The silence was interminable, the two minutes more like two hours until the graveled voice of Randolph Gates exploded on the line. “Who are you?” whispered the celebrated attorney.

“Relax, Randy, it’s Brendan. Edith didn’t recognize my voice, but I sure remembered hers. You’re one lucky fellow.”

“What do you want? What’s this about Montserrat?”

“Well, I just came back from there—”

“You what?”

“I decided I needed a vacation.”

“You didn’t … !” Gates’s whisper was now essentially a cry of panic.

“Oh, but I did, and because I did your whole life is going to change. You see, I ran into the woman and her two children that you were so interested in, remember them? It’s quite a story and I want to tell it to you in all its fascinating detail. … You set them up to be killed, Dandy Randy, and that’s a no-no. A dreadful no-no.”

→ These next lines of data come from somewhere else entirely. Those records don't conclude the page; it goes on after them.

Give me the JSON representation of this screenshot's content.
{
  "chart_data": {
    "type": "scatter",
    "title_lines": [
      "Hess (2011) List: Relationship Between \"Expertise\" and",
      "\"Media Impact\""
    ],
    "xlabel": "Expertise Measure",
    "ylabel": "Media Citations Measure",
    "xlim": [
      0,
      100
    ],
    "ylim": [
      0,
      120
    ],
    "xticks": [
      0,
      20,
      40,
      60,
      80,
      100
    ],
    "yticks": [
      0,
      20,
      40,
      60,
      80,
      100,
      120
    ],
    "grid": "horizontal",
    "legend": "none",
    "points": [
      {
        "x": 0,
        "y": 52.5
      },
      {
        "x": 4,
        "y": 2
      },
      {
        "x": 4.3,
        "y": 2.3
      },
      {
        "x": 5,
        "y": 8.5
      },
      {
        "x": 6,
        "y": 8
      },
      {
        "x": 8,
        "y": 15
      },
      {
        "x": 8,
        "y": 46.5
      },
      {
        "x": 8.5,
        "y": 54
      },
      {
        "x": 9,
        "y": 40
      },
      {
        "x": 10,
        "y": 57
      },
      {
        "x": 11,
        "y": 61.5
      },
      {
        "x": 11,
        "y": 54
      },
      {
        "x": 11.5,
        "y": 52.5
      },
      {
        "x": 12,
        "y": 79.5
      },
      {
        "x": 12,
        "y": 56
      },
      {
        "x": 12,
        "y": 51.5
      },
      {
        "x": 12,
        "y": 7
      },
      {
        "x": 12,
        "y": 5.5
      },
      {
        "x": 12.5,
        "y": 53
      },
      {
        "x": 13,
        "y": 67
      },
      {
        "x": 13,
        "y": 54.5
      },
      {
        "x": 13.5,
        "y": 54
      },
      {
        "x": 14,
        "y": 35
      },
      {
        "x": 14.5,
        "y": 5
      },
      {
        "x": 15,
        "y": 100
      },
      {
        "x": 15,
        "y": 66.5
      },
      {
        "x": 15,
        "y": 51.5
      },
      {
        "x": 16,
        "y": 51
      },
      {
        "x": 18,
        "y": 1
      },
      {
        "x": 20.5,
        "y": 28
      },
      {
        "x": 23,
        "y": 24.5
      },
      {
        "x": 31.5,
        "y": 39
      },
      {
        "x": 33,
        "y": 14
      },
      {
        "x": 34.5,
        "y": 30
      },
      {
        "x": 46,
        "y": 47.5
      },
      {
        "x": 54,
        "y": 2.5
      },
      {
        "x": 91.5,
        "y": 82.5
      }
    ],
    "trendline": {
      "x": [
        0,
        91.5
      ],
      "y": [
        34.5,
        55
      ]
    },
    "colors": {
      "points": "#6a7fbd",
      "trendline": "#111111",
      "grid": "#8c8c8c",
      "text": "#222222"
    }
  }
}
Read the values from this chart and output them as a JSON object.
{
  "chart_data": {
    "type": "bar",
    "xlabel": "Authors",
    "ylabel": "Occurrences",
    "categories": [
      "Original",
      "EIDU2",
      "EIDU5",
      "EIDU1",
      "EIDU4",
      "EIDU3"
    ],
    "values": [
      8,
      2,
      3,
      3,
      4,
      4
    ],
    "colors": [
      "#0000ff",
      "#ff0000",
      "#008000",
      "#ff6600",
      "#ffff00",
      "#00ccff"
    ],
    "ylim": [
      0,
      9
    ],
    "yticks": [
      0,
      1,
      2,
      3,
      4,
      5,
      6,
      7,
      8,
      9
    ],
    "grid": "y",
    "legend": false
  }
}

“I don’t know what you’re talking about! I’ve never heard of Montserrat or any woman with two children. You’re a desperate sniveling drunk and I’ll deny your insane allegations as the alcoholic fantasies of a convicted felon!”

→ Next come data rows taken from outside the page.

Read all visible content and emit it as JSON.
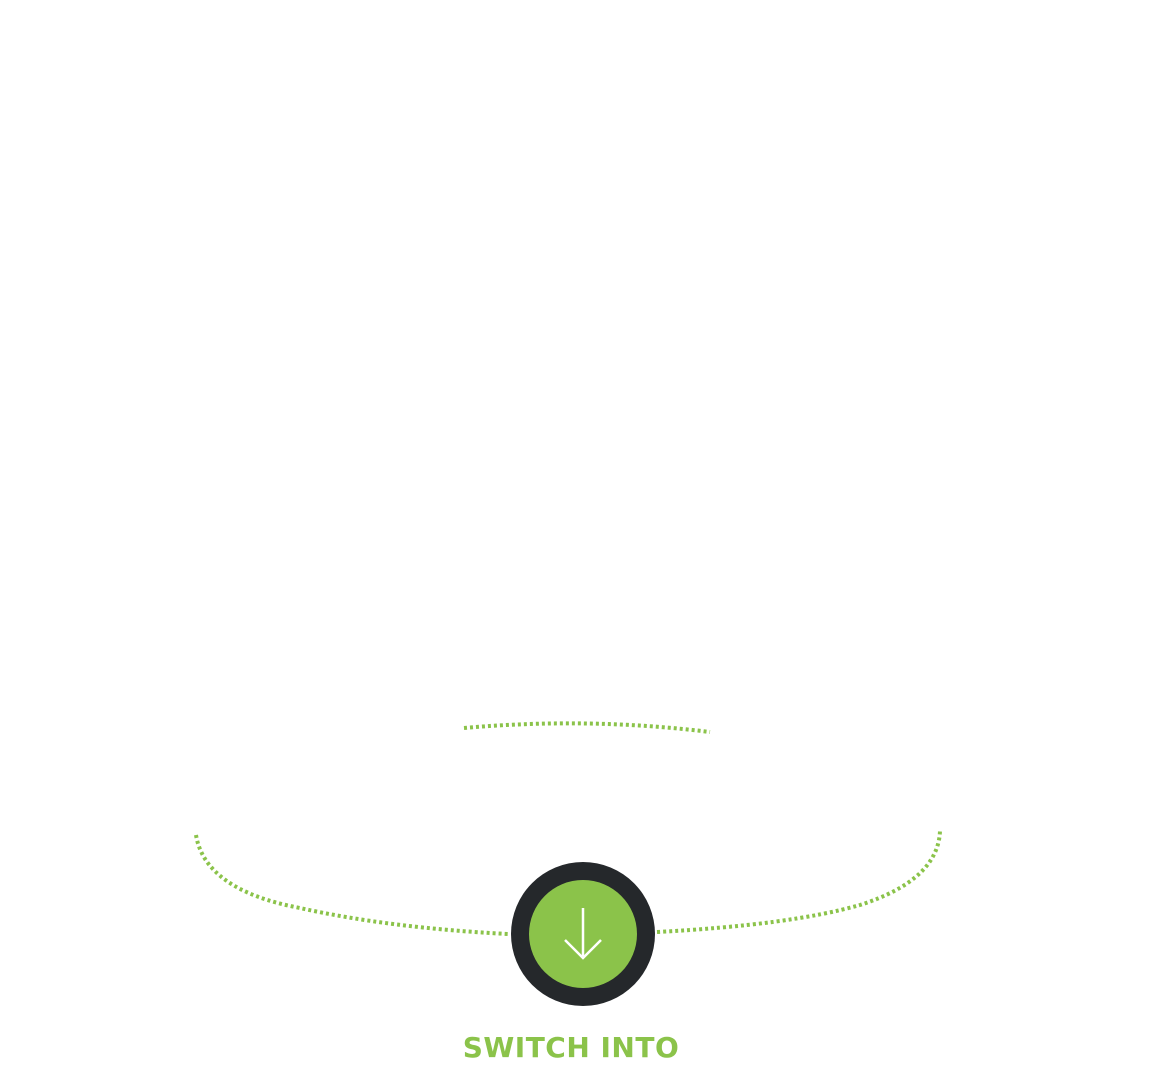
{
  "theme": {
    "accent": "#8bc34a",
    "button_ring": "#25282b",
    "background": "#ffffff",
    "icon_color": "#ffffff"
  },
  "switch": {
    "label": "SWITCH INTO",
    "icon": "arrow-down-icon"
  }
}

“Well done, Counselor. But denying any allegations made by me isn’t the core of your dilemma. No, that’s in Paris.”

“Paris … ?”

“A certain man in Paris, someone I didn’t realize was a living person, but I learned otherwise. It’s somewhat murky how it came about, but a strange thing happened in Montserrat. I was mistaken for you.”

“You were … what?” Gates was barely audible, his thin voice tremulous.

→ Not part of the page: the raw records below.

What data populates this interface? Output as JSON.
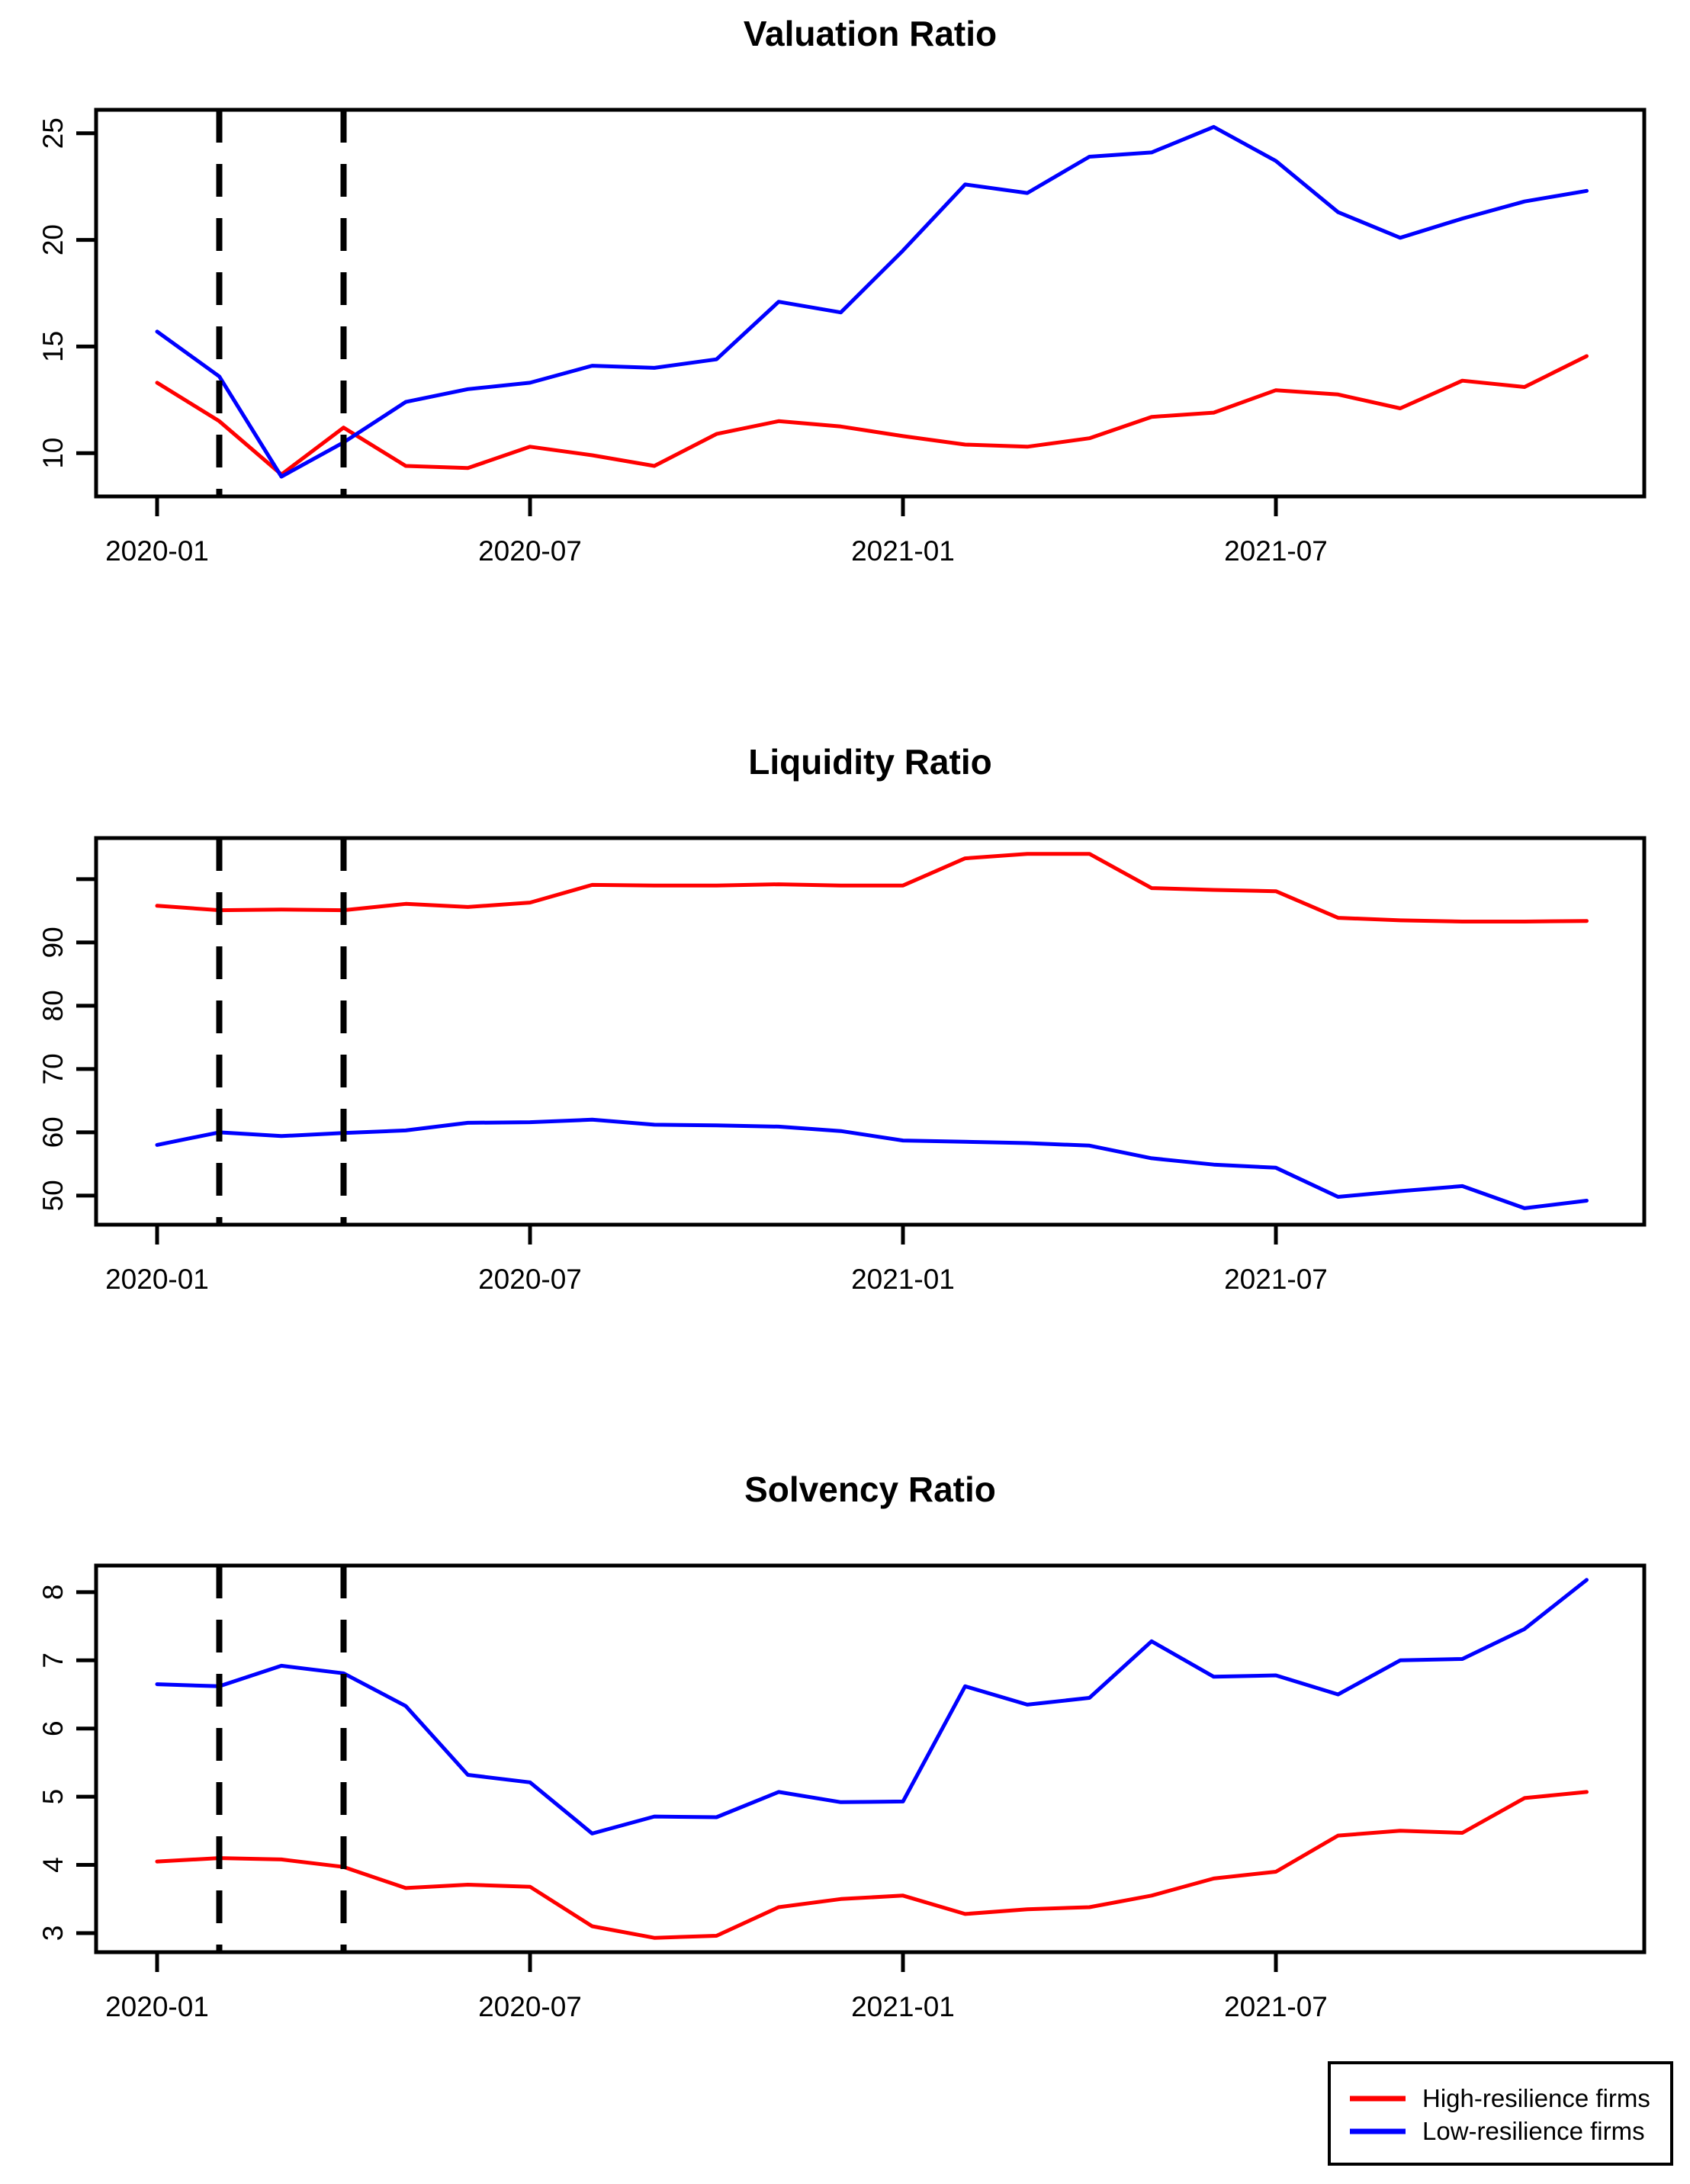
{
  "figure": {
    "background": "#FFFFFF",
    "panel_count": 3
  },
  "colors": {
    "high_resilience": "#FF0000",
    "low_resilience": "#0000FF",
    "axis": "#000000",
    "event_line": "#000000"
  },
  "x_axis": {
    "tick_labels": [
      "2020-01",
      "2020-07",
      "2021-01",
      "2021-07"
    ],
    "tick_month_index": [
      0,
      6,
      12,
      18
    ]
  },
  "event_lines": {
    "style": "dashed",
    "month_index": [
      1,
      3
    ],
    "dates": [
      "2020-02",
      "2020-04"
    ]
  },
  "legend": {
    "items": [
      {
        "label": "High-resilience firms",
        "color_key": "high_resilience"
      },
      {
        "label": "Low-resilience firms",
        "color_key": "low_resilience"
      }
    ]
  },
  "chart_data": [
    {
      "type": "line",
      "title": "Valuation Ratio",
      "xlabel": "",
      "ylabel": "",
      "grid": false,
      "x": [
        "2020-01",
        "2020-02",
        "2020-03",
        "2020-04",
        "2020-05",
        "2020-06",
        "2020-07",
        "2020-08",
        "2020-09",
        "2020-10",
        "2020-11",
        "2020-12",
        "2021-01",
        "2021-02",
        "2021-03",
        "2021-04",
        "2021-05",
        "2021-06",
        "2021-07",
        "2021-08",
        "2021-09",
        "2021-10",
        "2021-11",
        "2021-12"
      ],
      "ylim": [
        7.97,
        26.1
      ],
      "y_axis": {
        "tick_values": [
          10,
          15,
          20,
          25
        ],
        "tick_labels": [
          "10",
          "15",
          "20",
          "25"
        ]
      },
      "series": [
        {
          "name": "High-resilience firms",
          "color_key": "high_resilience",
          "values": [
            13.3,
            11.5,
            9.0,
            11.2,
            9.4,
            9.3,
            10.3,
            9.9,
            9.4,
            10.9,
            11.5,
            11.25,
            10.8,
            10.4,
            10.3,
            10.7,
            11.7,
            11.9,
            12.95,
            12.75,
            12.1,
            13.4,
            13.1,
            14.55
          ]
        },
        {
          "name": "Low-resilience firms",
          "color_key": "low_resilience",
          "values": [
            15.7,
            13.6,
            8.9,
            10.5,
            12.4,
            13.0,
            13.3,
            14.1,
            14.0,
            14.4,
            17.1,
            16.6,
            19.5,
            22.6,
            22.2,
            23.9,
            24.1,
            25.3,
            23.7,
            21.3,
            20.1,
            21.0,
            21.8,
            22.3
          ]
        }
      ]
    },
    {
      "type": "line",
      "title": "Liquidity Ratio",
      "xlabel": "",
      "ylabel": "",
      "grid": false,
      "x": [
        "2020-01",
        "2020-02",
        "2020-03",
        "2020-04",
        "2020-05",
        "2020-06",
        "2020-07",
        "2020-08",
        "2020-09",
        "2020-10",
        "2020-11",
        "2020-12",
        "2021-01",
        "2021-02",
        "2021-03",
        "2021-04",
        "2021-05",
        "2021-06",
        "2021-07",
        "2021-08",
        "2021-09",
        "2021-10",
        "2021-11",
        "2021-12"
      ],
      "ylim": [
        45.4,
        106.5
      ],
      "y_axis": {
        "tick_values": [
          50,
          60,
          70,
          80,
          90,
          100
        ],
        "tick_labels": [
          "50",
          "60",
          "70",
          "80",
          "90",
          ""
        ]
      },
      "series": [
        {
          "name": "High-resilience firms",
          "color_key": "high_resilience",
          "values": [
            95.8,
            95.1,
            95.2,
            95.1,
            96.1,
            95.6,
            96.3,
            99.1,
            99.0,
            99.0,
            99.2,
            99.0,
            99.0,
            103.3,
            104.0,
            104.0,
            98.6,
            98.3,
            98.1,
            93.9,
            93.5,
            93.3,
            93.3,
            93.4
          ]
        },
        {
          "name": "Low-resilience firms",
          "color_key": "low_resilience",
          "values": [
            58.0,
            60.0,
            59.4,
            59.9,
            60.3,
            61.5,
            61.6,
            62.0,
            61.2,
            61.1,
            60.9,
            60.2,
            58.7,
            58.5,
            58.3,
            57.9,
            55.9,
            54.9,
            54.4,
            49.8,
            50.7,
            51.5,
            48.0,
            49.2
          ]
        }
      ]
    },
    {
      "type": "line",
      "title": "Solvency Ratio",
      "xlabel": "",
      "ylabel": "",
      "grid": false,
      "x": [
        "2020-01",
        "2020-02",
        "2020-03",
        "2020-04",
        "2020-05",
        "2020-06",
        "2020-07",
        "2020-08",
        "2020-09",
        "2020-10",
        "2020-11",
        "2020-12",
        "2021-01",
        "2021-02",
        "2021-03",
        "2021-04",
        "2021-05",
        "2021-06",
        "2021-07",
        "2021-08",
        "2021-09",
        "2021-10",
        "2021-11",
        "2021-12"
      ],
      "ylim": [
        2.72,
        8.39
      ],
      "y_axis": {
        "tick_values": [
          3,
          4,
          5,
          6,
          7,
          8
        ],
        "tick_labels": [
          "3",
          "4",
          "5",
          "6",
          "7",
          "8"
        ]
      },
      "series": [
        {
          "name": "High-resilience firms",
          "color_key": "high_resilience",
          "values": [
            4.05,
            4.1,
            4.08,
            3.97,
            3.66,
            3.71,
            3.68,
            3.1,
            2.93,
            2.96,
            3.38,
            3.5,
            3.55,
            3.28,
            3.35,
            3.38,
            3.55,
            3.8,
            3.9,
            4.43,
            4.5,
            4.47,
            4.98,
            5.07
          ]
        },
        {
          "name": "Low-resilience firms",
          "color_key": "low_resilience",
          "values": [
            6.65,
            6.62,
            6.92,
            6.81,
            6.33,
            5.32,
            5.21,
            4.46,
            4.71,
            4.7,
            5.07,
            4.92,
            4.93,
            6.62,
            6.35,
            6.45,
            7.28,
            6.76,
            6.78,
            6.5,
            7.0,
            7.02,
            7.46,
            8.18
          ]
        }
      ]
    }
  ]
}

“Yes. Odd, isn’t it? I imagine that when this man in Paris tried to reach you here in Boston, someone told him your imperial presence was out or away and that’s how the mix-up began. Two brilliant legal minds, both with an elusive connection to a woman and her two children, and Paris thought I was you.”

“What happened?”

“Calm down, Randy. At the moment he probably thinks you’re dead.”

“What?”

“He tried to have me killed—you killed. For transgression,”

“Oh, my God!”

“And when he finds out you’re very much alive and eating well in Boston, he won’t permit a second attempt to fail.”

“Jesus Christ … !”

“There may be a way out, Dandy Boy, which is why you must come and see me. Incidentally, I’m in the same suite at the Ritz that you were in when I came to see you. Three-C; just take the elevator. Be here in thirty minutes, and remember, I have little patience with clients who abuse schedules, for I’m a very busy man. By the way, my fee is twenty thousand dollars an hour or any part thereof, so bring money, Randy. Lots of it. In cash.”

f f f

He was ready, thought Bourne, studying himself in the mirror, satisfied with what he saw. He had spent the last three hours getting ready for his drive to Argenteuil, to a restaurant named Le Coeur du Soldat, the message center for a “blackbird,” for Carlos the Jackal. The Chameleon had dressed for the environment he was about to enter; the clothes were simple, the body and the face less so. The first required a trip to the secondhand stores and pawn shops in Montmartre, where he found faded trousers and a surplus French army shirt, and an equally faded small combat ribbon that denoted a wounded veteran. The second, somewhat more complex, demanded hair coloring, a day’s growth of beard, and another constricting bandage, this bound around his right knee so tight he could not forget the limp he had quickly perfected. His hair and eyebrows were now a dull red—dirty, unkempt red, which fit his new surroundings, a cheap hotel in Montparnasse whose front desk wanted as little contact as possible with its clientele.